Ici, ce n’est pas la Louise, mais je vais rôder pour trouver ma place. Rien de spécial ici, juste une station de métro, les voitures, les gens qui vont et viennent. Quand il parle de ces endroits, Papa dit toujours : « Ça va, ça vient, c’est l’Afrique. » Je ne sais pas comment c’est l’Afrique, c’est peut-être comme Paris. Le soleil n’a pas d’endroit pour lui, il est un cachet d’aspirine. C’est ce que dit Papa chaque fois qu’il parle de Paris, il dit : « Là-bas, à Paris, le soleil ce n’est pas le soleil, c’est un cachet d’aspirine pour guérir les gens de leur mal de tête. » Le soleil se reflète sur les vitres de l’immeuble en face, il fait une tache tiède sur le trottoir, et c’est là que je m’assieds, le dos contre un mur de pierre qui entoure le jardin public. Je ferme l’imperméable, je replie mes jambes, et je mets mes mains dans mes poches, et personne ne me voit. Paris, c’est plein d’endroits, mais tu ne dois pas aller là où c’est joli, devant une boulangerie, un café, un cinéma, parce que ce sont des endroits pour les clochards d’ici, et ils viennent te menacer, te battre parce qu’ils croient que ces endroits sont à eux.
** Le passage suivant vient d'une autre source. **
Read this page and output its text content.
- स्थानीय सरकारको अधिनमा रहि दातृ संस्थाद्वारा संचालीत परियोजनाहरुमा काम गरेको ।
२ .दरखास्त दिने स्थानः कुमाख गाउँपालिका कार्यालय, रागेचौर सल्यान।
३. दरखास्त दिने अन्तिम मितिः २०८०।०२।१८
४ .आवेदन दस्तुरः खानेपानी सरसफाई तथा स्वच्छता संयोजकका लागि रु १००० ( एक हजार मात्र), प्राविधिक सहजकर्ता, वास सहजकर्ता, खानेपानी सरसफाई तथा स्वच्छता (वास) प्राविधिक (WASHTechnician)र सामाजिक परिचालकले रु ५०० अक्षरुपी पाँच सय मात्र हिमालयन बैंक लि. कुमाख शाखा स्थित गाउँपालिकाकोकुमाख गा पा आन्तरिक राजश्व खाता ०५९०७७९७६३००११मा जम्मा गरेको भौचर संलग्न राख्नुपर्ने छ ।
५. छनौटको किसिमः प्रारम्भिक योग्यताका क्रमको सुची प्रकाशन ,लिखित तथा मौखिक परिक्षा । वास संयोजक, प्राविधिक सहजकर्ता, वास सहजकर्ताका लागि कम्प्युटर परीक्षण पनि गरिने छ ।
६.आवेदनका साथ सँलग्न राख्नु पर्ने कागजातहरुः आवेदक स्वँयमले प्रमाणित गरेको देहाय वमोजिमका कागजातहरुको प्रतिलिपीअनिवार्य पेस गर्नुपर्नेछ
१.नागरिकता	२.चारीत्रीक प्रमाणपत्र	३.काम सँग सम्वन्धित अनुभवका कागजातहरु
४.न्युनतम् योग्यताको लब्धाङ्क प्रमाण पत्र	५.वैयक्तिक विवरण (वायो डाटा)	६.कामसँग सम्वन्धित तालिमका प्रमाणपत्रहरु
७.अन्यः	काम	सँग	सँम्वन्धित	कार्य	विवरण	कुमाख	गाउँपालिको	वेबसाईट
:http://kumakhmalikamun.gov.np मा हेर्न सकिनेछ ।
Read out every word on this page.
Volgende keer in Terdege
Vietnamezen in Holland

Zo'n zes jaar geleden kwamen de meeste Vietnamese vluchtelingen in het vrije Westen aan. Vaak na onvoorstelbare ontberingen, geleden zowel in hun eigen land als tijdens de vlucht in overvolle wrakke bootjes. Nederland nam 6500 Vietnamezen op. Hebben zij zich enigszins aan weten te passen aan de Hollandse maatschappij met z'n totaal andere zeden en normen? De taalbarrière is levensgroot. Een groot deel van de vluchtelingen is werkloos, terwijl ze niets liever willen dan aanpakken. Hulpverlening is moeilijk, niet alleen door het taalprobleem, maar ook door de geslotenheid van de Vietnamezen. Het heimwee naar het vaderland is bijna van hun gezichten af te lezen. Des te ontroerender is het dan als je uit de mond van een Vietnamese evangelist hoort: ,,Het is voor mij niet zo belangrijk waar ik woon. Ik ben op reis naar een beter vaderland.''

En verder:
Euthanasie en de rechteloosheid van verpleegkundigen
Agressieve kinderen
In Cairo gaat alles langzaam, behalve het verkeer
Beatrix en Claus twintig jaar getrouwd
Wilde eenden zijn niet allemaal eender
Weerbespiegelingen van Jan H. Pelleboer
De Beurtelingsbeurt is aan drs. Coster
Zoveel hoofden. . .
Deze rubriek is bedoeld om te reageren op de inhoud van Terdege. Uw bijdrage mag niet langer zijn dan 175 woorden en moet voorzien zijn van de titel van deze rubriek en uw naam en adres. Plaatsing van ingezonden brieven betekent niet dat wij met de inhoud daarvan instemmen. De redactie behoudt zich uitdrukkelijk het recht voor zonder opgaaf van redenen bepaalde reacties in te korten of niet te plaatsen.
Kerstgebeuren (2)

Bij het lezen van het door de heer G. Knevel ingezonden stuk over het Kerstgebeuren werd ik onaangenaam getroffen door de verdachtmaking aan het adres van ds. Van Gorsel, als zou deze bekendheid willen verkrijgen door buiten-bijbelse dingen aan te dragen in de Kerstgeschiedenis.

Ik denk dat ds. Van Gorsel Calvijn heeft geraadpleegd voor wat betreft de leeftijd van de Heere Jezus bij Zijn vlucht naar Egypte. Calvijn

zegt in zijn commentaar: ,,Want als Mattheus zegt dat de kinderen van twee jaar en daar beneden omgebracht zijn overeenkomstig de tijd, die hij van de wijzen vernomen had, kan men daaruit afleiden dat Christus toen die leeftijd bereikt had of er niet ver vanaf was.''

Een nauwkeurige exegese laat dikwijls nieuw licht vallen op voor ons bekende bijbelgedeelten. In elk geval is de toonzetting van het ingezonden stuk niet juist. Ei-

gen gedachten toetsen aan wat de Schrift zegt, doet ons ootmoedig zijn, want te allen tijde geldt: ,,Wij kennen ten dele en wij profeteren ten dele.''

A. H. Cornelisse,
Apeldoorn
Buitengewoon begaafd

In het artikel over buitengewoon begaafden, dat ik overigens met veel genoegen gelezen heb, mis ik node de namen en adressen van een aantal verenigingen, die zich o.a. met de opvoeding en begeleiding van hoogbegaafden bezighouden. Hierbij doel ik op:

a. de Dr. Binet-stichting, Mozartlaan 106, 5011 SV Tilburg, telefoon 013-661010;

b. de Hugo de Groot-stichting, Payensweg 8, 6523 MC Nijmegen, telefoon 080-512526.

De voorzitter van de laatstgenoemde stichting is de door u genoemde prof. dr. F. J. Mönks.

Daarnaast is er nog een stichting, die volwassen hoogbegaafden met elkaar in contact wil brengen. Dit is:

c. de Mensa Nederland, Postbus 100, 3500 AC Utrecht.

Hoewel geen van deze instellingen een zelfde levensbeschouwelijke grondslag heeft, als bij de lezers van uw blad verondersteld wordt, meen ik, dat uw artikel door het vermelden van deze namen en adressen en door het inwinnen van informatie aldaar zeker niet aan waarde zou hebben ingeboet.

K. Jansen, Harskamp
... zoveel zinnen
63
Mais ici, j’ai trouvé ce coin, il n’est à personne. Il y a seulement les gens qui vont et qui viennent, les autos qui roulent. Je penche un peu la tête vers le sol, pour qu’on ne voie pas mon nez mangé et mes yeux sans paupières, et ma bouche sans lèvres. Mon visage est une tache sombre. Mes mains tordues sont cachées au fond de mes poches. Alors je guette tout ce qui passe, les femmes pressées dans leurs jupes tendues, avec leurs souliers à talons hauts qui claquent, les hommes avec leurs imperméables et leurs bonnets, les vieux qui titubent, les filles qui avancent enlacées, quelquefois un chien noir qui tire quelqu’un au bout d’une corde. C’est ma Louise, ici, personne ne me connaît, je suis sans histoire.